Easter Island settled later than previously thought
Polynesian emigrants may not have arrived on Easter Island until AD 1200, settling the island between 200 and 800 years later than previously thought. Therefore, the entire cultural history of Easter Island must be revised, say Terry Hunt of the University of Hawaii at Manoa and Carl Lipo of California State University at Long Beach. The researchers conclude this from new radiocarbon dating from a dig site at Anakena on the north coast of the island.
Hunt and Lipo had examined the undisturbed strata of Easter Island's only sand dune.

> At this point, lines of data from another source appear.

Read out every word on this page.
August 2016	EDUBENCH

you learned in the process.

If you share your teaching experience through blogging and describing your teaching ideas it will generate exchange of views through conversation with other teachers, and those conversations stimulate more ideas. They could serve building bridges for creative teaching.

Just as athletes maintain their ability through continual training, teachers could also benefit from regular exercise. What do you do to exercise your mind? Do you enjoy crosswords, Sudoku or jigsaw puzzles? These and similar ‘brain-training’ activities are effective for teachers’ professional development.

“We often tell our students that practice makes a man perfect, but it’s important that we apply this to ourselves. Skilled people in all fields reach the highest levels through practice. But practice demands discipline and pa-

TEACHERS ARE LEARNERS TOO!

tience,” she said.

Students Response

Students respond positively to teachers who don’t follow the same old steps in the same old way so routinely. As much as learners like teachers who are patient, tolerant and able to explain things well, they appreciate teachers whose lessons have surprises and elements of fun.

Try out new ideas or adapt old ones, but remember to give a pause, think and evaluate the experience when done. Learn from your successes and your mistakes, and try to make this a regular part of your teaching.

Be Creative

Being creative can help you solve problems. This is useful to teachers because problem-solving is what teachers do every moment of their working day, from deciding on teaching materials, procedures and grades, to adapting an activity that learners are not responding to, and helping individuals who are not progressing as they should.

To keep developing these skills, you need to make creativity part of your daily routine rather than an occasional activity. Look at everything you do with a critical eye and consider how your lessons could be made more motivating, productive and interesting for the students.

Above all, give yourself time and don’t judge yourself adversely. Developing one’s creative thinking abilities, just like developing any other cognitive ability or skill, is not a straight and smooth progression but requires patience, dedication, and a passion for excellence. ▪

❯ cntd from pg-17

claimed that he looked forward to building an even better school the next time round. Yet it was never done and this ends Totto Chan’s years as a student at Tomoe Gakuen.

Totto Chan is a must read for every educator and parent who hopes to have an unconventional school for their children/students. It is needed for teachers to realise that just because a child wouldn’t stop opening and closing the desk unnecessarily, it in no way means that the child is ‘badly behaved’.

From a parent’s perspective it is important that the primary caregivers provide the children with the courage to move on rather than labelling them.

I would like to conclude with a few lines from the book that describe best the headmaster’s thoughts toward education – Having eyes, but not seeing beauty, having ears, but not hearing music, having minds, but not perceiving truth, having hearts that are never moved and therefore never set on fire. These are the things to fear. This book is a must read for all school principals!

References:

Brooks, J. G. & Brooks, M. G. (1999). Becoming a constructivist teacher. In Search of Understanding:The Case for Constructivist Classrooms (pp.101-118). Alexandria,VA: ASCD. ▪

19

In addition to artefacts from the first inhabitants, they also found charcoal and plant remains from around 1200 AD in the more than three meter thick sediments.
Previous investigations had partly used marine sediments and deposits from lakes to determine the age, but these can subsequently be falsified in such a way that they indicate an age that is too old. Until now, it was assumed that there were two waves of settlement and a slowly growing population, which only had a far-reaching impact on the island's ecosystems with the clearing of the forests centuries after the arrival of the first people. It was previously thought that the islanders only created the huge stone sculptures long after the conquest.
Easter Island is located in the Pacific Ocean about 3700 kilometers west of the coast of South America and 2250 kilometers from the nearest island inhabited today. When Dutch sailors arrived on Easter Island in 1722, they found a starving people living in a barren, barren landscape among large stone sculptures.